Psoriasis cannot be eliminated. It is a chronic medical condition, just like high blood pressure, diabetes, and high cholesterol. As a dermatologist, the focus I have is more on management and control of a chronic medical condition.
Psoriasis is an inflammatory skin condition that affects 3-5% of all people. It causes red, itching plaques with scales that most commonly occur on the elbows, knees, and scalp but can occur anywhere on the body. The spectrum of psoriasis severity varies from very, very mild with one or two small rough patches where patients don't even know they have psoriasis to severe red, scaling plaques that cover almost an entire body.
The one important thing to note about psoriasis is that approximately 33% of all psoriasis patients will develop an associated psoriatic arthritis. Because this tends to be both progressive and degenerative, it is important to intervene early with appropriate medications to spare joints.
When I look at managing psoriasis, there are different levels of treatment based on the patient's severity.
Initially, you can use gentle topical moisturizers and topical antiinflammatory agents such as nonsteroidal antiinflammatory creams and ointments and topical steroid creams and ointments. In fact, we have patented a brand new spray called CutiCort spray that is the most effective topical treatment for psoriasis known today.
Additionally, creams containing vitamin D have been effective and, to a lesser extent, creams containing vitamin A.
Another modality to treatment, is phototherapy. In our clinic, we have successfully used narrow-band ultraviolet B light treatments with tremendous success in treating psoriasis.
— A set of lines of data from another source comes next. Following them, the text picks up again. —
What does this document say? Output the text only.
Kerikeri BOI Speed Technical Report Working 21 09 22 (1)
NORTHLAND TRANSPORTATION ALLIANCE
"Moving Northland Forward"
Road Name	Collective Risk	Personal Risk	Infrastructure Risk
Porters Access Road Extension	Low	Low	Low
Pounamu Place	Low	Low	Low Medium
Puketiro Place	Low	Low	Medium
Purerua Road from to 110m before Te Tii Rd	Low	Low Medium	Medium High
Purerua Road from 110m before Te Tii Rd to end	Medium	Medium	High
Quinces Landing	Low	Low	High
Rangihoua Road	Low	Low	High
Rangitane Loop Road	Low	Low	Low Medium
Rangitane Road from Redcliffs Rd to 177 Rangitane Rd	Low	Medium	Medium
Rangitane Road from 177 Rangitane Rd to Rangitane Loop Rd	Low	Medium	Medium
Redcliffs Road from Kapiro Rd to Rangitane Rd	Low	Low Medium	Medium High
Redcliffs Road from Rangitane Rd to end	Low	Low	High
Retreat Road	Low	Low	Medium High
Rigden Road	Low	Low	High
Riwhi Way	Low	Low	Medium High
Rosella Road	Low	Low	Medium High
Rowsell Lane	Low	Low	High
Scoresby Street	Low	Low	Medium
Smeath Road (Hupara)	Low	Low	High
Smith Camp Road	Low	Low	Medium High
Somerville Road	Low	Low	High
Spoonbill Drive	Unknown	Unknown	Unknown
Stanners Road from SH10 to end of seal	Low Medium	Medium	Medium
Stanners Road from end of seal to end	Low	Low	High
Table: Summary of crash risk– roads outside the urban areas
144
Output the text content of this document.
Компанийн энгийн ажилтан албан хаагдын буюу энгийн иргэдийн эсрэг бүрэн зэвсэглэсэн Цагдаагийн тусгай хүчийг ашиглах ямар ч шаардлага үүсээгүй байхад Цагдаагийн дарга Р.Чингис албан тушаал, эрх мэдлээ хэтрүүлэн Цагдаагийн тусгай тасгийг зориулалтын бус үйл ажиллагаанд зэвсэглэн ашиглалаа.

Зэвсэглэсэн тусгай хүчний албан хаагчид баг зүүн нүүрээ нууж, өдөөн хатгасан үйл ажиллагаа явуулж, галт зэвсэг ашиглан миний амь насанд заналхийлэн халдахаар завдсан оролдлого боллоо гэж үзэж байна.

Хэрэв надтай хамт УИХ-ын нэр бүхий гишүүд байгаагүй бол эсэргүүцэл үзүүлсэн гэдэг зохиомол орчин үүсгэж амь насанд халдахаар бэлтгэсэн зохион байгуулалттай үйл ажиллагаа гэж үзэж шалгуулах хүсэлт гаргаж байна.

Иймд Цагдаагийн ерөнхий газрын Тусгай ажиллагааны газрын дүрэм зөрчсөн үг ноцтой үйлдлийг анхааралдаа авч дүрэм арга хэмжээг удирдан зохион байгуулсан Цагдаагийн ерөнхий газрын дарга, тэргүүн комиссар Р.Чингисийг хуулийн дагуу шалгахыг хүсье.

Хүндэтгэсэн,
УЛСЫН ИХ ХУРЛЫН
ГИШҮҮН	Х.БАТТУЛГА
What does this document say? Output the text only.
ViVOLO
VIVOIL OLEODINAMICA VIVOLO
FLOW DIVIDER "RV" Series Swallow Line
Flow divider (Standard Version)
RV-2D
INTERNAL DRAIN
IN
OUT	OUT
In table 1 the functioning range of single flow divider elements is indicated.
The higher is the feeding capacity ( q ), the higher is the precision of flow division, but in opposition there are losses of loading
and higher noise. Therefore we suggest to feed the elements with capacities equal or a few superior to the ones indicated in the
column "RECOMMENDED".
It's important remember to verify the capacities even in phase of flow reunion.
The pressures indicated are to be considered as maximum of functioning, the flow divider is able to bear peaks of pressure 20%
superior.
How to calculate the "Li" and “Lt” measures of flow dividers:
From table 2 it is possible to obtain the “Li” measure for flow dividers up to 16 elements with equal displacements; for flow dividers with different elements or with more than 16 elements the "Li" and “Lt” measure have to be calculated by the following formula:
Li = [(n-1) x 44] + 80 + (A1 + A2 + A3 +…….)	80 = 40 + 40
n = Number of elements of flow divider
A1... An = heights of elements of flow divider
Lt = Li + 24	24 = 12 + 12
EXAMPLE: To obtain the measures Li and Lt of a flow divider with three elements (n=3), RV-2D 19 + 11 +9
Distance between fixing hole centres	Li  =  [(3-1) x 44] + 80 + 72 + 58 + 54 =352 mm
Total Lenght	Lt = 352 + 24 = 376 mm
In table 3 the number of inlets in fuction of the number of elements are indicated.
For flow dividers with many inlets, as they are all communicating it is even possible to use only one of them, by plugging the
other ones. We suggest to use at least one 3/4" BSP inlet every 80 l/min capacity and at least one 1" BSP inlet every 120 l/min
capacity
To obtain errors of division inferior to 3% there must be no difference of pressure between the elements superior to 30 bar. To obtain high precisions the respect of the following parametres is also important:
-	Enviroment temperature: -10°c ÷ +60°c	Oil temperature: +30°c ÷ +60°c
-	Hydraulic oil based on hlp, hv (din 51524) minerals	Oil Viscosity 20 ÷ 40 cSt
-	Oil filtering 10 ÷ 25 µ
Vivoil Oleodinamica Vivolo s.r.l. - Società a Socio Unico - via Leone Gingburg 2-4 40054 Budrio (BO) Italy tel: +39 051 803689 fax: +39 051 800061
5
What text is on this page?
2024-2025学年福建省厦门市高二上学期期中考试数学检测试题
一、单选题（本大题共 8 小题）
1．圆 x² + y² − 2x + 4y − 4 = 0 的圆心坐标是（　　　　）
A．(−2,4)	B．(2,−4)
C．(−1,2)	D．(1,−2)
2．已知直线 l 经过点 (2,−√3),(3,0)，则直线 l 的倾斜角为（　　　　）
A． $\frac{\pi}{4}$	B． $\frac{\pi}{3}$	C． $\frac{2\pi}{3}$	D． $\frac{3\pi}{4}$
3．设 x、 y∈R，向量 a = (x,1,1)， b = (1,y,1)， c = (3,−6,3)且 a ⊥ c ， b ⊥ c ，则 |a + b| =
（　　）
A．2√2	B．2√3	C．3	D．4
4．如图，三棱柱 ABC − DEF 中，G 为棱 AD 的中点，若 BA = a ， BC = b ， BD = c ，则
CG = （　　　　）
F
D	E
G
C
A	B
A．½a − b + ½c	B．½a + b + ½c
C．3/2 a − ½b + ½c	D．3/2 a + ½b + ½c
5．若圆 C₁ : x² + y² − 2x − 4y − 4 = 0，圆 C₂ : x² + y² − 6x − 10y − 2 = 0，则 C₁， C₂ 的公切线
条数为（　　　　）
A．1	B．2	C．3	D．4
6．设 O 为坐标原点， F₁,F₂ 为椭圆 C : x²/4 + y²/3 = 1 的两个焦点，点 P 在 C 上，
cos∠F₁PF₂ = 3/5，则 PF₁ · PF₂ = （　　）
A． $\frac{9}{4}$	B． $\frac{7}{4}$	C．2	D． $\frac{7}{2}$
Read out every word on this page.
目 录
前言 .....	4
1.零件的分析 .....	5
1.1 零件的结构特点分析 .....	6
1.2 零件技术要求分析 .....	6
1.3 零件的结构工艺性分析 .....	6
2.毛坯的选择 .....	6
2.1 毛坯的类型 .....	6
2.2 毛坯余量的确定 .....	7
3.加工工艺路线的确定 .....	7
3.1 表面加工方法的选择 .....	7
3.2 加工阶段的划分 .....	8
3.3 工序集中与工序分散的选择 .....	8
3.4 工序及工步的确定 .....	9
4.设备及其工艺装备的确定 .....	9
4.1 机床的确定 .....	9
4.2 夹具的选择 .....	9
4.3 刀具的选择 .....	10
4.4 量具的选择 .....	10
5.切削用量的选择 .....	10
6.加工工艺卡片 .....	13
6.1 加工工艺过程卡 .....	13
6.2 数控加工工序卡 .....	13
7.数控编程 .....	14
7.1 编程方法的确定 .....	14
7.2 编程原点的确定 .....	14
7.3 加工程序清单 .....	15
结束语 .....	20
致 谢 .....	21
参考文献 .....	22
Another line of treatments would be systemic medications. These include medicines such has methotrexate, cyclosporine, and oral retinoids. These medicines work very well, but they have a higher side-effect profile and risks and benefits must be weighed carefully by a skilled dermatologist when administering them. When used properly, the results can be exceptional.
Last but not least, there is a new class of medications called biologic agents. These medications are derived from antibodies, which are proteins that can actually bind to other proteins that drive the psoriasis process. By essentially acting like little sponges or mops, they soak up the proteins that normally land on skin cells and cause them to grow very fast (this is the problem with psoriasis--skin grows way too fast and piles up upon itself), and as a result, the psoriasis state is controlled. Some can also help with inflammation, which will also treat psoriatic arthritis in the joints.
In my clinic, I tend to use a combination of all modalities. I rarely use monotherapy because I think when you combine proven methods to treat psoriasis, you get much better control, and they tend to work synergistically, so I often will use a combination of topical agents, systemic agents, phototherapeutic agents, and some of the new biologic agents, with great success. In my opinion, psoriasis can be managed very, very well with what is available today in medicine.